At least one must be appointed by the Catholic Church and one by the Protestant Church of Scotland. They are usually the only unelected members who receive voting privileges. A council may exercise some choice over the third appointee, but this process is extremely unclear and inconsistent.
Such representatives, the NSS points out, have voting privileges in most councils, enabling them to influence local education policies affecting both faith and non-faith schools.
The campaign was highlighted by the welcome news that the City of Edinburgh Council has voted to end voting privileges for unelected religious appointees. It’s the fifth in Scotland to do so.
At the end of August councillors voted in favour of removing voting concessions for the religious representatives sitting on the cabinet and education committees.
This, despite deputations from local religious groups appealing to the council to retain these privileges.
According to the Edinburgh Evening News among them was Catholic Archbishop Leo Cushley.

Image via YouTube
Cushley, above, is quoted as telling councillors:
Catholic schools in Scotland are a part of the heritage of the Catholic community here, and they were entrusted in 1918 to the state, presently represented by you. Having entrusted this estate to you, for us not to have an active voice in council in matters touching upon Catholic schools makes no sense to us, unless there is another agenda at hand, such as one that is inimical to faith, be it in schools or elsewhere in the public square.
NSS briefed councillors
The NSS, which briefed councillors before the Edinburgh vote, welcomed the decision. Head of campaigns Megan Manson said:
We congratulate the City of Edinburgh Council for being the fifth Scottish council this year to vote to end the unfair privileges granted to religious representatives on education committees.

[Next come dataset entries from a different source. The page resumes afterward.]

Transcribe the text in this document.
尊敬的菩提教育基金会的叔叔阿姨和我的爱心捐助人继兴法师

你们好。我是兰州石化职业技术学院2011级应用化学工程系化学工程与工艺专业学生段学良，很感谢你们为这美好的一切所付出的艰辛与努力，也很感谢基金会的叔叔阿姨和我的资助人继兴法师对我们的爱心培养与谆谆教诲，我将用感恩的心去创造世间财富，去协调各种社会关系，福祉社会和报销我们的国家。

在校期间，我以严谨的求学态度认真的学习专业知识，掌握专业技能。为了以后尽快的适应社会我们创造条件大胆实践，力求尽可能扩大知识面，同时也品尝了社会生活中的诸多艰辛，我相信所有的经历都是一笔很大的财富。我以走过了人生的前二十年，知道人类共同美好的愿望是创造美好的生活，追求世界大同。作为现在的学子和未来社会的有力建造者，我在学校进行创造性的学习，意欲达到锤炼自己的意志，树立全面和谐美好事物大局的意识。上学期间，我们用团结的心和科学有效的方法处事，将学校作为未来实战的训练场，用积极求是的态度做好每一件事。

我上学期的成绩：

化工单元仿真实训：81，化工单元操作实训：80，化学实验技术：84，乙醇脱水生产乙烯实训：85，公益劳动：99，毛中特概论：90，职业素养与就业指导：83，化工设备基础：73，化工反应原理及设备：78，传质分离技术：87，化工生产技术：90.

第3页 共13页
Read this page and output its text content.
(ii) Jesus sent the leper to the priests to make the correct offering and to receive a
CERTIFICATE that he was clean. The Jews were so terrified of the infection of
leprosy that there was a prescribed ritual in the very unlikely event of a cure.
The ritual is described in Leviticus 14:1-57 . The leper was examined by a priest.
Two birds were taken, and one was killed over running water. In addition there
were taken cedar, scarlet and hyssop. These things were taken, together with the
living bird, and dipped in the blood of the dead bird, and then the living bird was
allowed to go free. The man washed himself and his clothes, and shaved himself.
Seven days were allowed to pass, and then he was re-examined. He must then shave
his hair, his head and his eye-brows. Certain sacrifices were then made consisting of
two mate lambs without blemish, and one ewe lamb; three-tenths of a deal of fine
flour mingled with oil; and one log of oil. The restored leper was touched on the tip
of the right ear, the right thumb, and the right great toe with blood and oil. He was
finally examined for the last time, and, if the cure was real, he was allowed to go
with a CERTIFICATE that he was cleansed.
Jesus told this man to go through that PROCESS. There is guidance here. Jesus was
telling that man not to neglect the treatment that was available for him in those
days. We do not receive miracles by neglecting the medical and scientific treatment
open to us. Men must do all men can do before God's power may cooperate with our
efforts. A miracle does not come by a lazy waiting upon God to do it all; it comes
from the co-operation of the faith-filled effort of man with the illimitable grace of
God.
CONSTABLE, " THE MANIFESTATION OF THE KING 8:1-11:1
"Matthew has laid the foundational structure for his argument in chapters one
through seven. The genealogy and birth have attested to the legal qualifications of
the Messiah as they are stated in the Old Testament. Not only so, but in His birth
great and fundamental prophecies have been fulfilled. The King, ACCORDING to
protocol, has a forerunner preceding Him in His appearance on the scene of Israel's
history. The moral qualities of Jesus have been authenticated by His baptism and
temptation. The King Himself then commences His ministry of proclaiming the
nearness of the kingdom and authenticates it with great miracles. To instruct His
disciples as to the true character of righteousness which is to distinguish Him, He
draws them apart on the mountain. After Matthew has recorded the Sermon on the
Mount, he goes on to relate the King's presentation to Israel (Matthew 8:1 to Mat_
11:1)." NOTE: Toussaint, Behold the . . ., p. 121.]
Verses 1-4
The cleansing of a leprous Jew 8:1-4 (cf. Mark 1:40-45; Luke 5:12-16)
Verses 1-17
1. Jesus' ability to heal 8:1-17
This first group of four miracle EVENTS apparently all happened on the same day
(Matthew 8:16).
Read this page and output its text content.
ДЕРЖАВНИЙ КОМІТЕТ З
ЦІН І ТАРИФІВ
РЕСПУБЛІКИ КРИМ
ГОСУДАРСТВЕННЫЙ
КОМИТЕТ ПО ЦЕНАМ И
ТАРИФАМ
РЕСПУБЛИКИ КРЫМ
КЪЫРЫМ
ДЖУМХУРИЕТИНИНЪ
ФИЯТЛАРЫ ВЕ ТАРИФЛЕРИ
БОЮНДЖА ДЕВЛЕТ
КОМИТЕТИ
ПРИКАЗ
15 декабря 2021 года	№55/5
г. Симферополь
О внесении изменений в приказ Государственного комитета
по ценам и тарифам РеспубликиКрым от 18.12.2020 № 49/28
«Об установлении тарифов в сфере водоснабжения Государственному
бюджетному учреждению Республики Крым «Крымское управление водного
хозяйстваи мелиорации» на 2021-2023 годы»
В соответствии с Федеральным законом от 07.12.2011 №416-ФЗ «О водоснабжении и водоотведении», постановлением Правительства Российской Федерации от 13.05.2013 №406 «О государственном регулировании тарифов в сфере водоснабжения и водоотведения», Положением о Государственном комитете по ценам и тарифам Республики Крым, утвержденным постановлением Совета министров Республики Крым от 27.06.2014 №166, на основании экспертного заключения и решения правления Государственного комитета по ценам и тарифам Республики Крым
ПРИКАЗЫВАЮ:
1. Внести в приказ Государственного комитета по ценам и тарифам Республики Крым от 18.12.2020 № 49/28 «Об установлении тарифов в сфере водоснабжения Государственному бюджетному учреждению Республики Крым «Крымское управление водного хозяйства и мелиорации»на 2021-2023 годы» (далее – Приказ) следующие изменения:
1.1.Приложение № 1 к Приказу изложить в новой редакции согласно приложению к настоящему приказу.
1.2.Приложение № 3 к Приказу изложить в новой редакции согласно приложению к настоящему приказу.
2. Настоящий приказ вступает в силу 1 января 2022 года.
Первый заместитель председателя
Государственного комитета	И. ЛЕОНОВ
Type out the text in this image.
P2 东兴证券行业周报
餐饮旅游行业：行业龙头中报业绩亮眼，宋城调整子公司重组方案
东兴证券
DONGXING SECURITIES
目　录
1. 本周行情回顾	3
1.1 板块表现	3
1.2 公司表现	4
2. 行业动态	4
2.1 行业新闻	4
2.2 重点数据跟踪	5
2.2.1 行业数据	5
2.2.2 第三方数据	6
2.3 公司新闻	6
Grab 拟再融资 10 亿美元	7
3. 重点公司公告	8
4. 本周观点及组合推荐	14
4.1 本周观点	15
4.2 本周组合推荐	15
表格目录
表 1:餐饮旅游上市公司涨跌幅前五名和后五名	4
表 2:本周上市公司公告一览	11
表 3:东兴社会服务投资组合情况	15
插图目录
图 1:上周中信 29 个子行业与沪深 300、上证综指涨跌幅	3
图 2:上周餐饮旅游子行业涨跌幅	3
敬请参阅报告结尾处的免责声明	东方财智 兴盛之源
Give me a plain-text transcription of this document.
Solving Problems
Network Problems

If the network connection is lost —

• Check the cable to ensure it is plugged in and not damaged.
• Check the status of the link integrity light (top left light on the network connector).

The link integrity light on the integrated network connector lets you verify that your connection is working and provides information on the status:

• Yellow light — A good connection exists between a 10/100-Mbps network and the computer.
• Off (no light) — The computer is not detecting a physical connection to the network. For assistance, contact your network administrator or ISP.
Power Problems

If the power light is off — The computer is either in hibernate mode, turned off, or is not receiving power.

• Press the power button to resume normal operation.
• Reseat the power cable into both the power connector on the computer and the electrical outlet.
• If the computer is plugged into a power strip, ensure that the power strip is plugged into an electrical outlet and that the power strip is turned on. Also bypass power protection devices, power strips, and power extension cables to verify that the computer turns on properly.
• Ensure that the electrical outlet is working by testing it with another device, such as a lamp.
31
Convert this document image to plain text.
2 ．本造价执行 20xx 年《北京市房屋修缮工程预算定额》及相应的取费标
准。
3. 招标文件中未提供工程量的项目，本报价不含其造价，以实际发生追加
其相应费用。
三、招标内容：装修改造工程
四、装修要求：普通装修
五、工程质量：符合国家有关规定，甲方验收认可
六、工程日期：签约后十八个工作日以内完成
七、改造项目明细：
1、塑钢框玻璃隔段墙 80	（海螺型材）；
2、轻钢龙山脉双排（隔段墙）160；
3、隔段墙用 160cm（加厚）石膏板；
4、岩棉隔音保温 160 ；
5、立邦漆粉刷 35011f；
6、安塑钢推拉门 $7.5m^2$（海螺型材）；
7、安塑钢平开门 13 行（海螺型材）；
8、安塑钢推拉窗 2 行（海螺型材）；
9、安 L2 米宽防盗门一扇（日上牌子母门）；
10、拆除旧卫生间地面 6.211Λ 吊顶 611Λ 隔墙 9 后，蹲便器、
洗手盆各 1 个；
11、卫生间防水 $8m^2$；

That so many councils have made this move in the space of less than a year demonstrates the unsustainability of giving voting powers to unelected individuals based on their religious affiliation.
She added:
It also calls into question the appropriateness of requiring councils to appoint religious representatives in the first place. The Scottish government must urgently review this increasingly outdated and unpopular law.
Green councillor Steve Burgess told the Evening News:
We think that people elected by voters should be the ones to take decisions about schools because they can be held to account for their voting, whereas people who are not elected can’t be.
There are lots of other groups that have an interest in education who aren’t represented. Even the parents’ representatives don’t have the vote.
The NSS campaign says:
The system of religious appointees runs counter to democratic principles. Not only are they unelected by the voters; they are also subject to almost no indirect democratic control. Councils must accept the appointments made by the Church of Scotland and the Catholic Church …
Reserving a special role in policy-making for representatives of specific religious institutions, and in so doing excluding the majority of Scottish citizens based on their protected characteristics of religion or belief, clearly runs counter to principles of equality.